The curve of a letter a. The swirl on a cursive D. It might seem a strange concept, but the very shape of letters reflects a culture.

In a collaboration that crosses continents, Associate Professor of Graphic Design Archana Shekara challenges students at Illinois State University and at Shanghai Normal University in China to infuse culture into letters.

Archana Shekara

Archana Shekara (Photo: élan Studios)

“It is imperative that design education adopts new methodologies to address cross-cultural learning since we live in a global society,” said Shekara, who has been conducting research in cultural identity in design for the past 12 years and has been a design educator at Illinois State since 2009. “Design is a philosophy of life in which designers have to empathize with and respect the diverse communities of people they serve.”­­

Letter forms designed using typography

A letter form of K designed from the cultural pride of temples and pandas in Chengdu

Shekara began teaching what is known as a 3+1 program last summer at Shanghai Normal University’s Tianhua College of Art and Design. Students learn typography—the style, classification, and understanding of letter forms and symbols—along a culturally competent curriculum Shekara created for students at Illinois State. The cohort of students will study three years at Shanghai Normal University College Tianhua College before completing a final year at Illinois State.

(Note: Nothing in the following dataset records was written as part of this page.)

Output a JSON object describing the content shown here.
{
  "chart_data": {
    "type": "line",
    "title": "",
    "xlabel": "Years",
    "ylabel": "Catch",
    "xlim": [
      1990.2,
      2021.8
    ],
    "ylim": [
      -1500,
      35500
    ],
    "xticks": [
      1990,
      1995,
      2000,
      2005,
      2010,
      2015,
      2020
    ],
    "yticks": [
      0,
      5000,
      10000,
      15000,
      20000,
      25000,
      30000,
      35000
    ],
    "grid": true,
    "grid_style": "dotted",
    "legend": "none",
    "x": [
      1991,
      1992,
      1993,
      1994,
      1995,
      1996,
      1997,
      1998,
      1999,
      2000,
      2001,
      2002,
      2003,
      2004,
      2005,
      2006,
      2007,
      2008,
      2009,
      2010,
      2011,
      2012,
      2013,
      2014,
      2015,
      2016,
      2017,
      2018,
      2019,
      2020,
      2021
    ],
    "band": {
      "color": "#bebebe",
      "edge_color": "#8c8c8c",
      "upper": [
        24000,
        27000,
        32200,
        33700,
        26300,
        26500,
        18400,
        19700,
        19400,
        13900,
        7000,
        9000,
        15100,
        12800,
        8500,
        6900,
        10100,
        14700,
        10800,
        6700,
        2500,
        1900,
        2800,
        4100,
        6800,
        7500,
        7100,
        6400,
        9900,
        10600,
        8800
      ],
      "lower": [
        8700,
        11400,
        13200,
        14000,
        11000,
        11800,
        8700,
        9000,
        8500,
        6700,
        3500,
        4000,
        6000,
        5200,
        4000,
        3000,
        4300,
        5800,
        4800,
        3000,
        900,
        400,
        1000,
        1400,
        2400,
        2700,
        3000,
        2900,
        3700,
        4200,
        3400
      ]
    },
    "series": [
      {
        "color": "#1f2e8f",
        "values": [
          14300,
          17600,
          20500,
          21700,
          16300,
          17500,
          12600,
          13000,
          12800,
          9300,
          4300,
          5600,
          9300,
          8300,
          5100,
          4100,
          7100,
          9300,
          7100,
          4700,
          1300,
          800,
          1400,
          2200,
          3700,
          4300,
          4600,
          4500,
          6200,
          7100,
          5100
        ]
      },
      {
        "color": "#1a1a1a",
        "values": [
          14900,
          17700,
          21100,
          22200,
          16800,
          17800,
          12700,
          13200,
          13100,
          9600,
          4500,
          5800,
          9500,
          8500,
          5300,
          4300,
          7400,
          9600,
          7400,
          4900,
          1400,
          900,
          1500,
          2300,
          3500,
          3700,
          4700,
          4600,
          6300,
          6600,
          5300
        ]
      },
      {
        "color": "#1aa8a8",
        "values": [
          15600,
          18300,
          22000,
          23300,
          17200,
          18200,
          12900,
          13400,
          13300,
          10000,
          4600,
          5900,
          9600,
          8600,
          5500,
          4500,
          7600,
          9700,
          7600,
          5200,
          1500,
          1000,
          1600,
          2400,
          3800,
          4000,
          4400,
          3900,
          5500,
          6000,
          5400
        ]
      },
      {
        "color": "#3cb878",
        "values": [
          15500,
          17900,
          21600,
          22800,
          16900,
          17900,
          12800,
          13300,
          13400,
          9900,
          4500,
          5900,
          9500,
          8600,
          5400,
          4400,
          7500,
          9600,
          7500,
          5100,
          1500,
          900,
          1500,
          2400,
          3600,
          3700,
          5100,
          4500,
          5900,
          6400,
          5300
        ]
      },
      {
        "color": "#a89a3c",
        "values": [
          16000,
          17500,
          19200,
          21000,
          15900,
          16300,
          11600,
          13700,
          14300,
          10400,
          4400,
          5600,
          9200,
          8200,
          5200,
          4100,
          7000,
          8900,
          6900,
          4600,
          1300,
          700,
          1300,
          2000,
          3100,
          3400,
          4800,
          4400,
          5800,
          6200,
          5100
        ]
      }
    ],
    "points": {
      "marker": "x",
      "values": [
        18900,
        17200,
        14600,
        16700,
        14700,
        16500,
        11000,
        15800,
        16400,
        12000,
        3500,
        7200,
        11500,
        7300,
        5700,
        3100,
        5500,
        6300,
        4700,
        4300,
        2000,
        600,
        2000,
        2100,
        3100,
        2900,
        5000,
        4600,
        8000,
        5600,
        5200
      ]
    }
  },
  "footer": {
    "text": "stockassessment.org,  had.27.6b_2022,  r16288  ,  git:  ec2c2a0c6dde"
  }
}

They will earn degrees from both universities.

Shekara taught the same project in Special Topics in Graphic Design with Illinois State students in the fall. Under the title Designing Authenticity: Shanghai–Normal, the project aimed to raise awareness of heritage and cultural identity through the design of letter forms. Students in both countries researched cultural history and heritage of a city, town or province in China. “I was interested to see how students can navigate between cultures through typography,” said Shekara. Students studied the town’s cultural history, food, art and architecture.

Ancient porcelain traditions in Jingdezhen inspired the letter J.

Ancient porcelain traditions in Jingdezhen inspired the letter J.

“Students strove to understand the multiculturalism in graphic design by a process of reasoning, reflection and respect,” said Shekara. “The project helped students in China to appreciate and reflect upon their cultural identity, while our students in the U.S. gained new understandings and respect about Chinese culture by acknowledging their biases and creating designs that are authentic.”

Director of the Wonsook Kim School of Art Michael Wille said the collaboration is transformative. “This graphic design partnership between the Wonsook Kim School of Art and Shanghai Normal University Tianhua College is changing the way we imagine the future of education in the arts,” said Wille. “Through Archana’s leadership and enthusiasm, we are seeing the different ways that art and design is taught and students learn on the other side of the globe.”

Thalia Morales, a senior graphic design major, gained a sense of nuance from the project. “Through this project I learned that just because we only hear of ‘China’ as a whole place, we tend to lose the differences and uniqueness the individual cities hold within each other, and because of this we begin to group it all as one and thus continue stereotyping,” said Morales.

The project is one piece of infusing cultural competency into courses. Shekara wants students to reach beyond the Euro-centric vision of the alphabet. “Our graphic design curriculum is based on the Bauhaus school and Swiss design,” said Shekara. “Students learned to create traditional page compositions using classical typography from the 15th century, and with modern page design compositions that date back to the 1940 and 50s,” she said. “Yet graphic design is a human centered, service-oriented profession where designers have a greater responsibility to be culturally aware, understand diversity, inclusion, and social constructs to create designs that are authentic and relevant to the multicultural community.”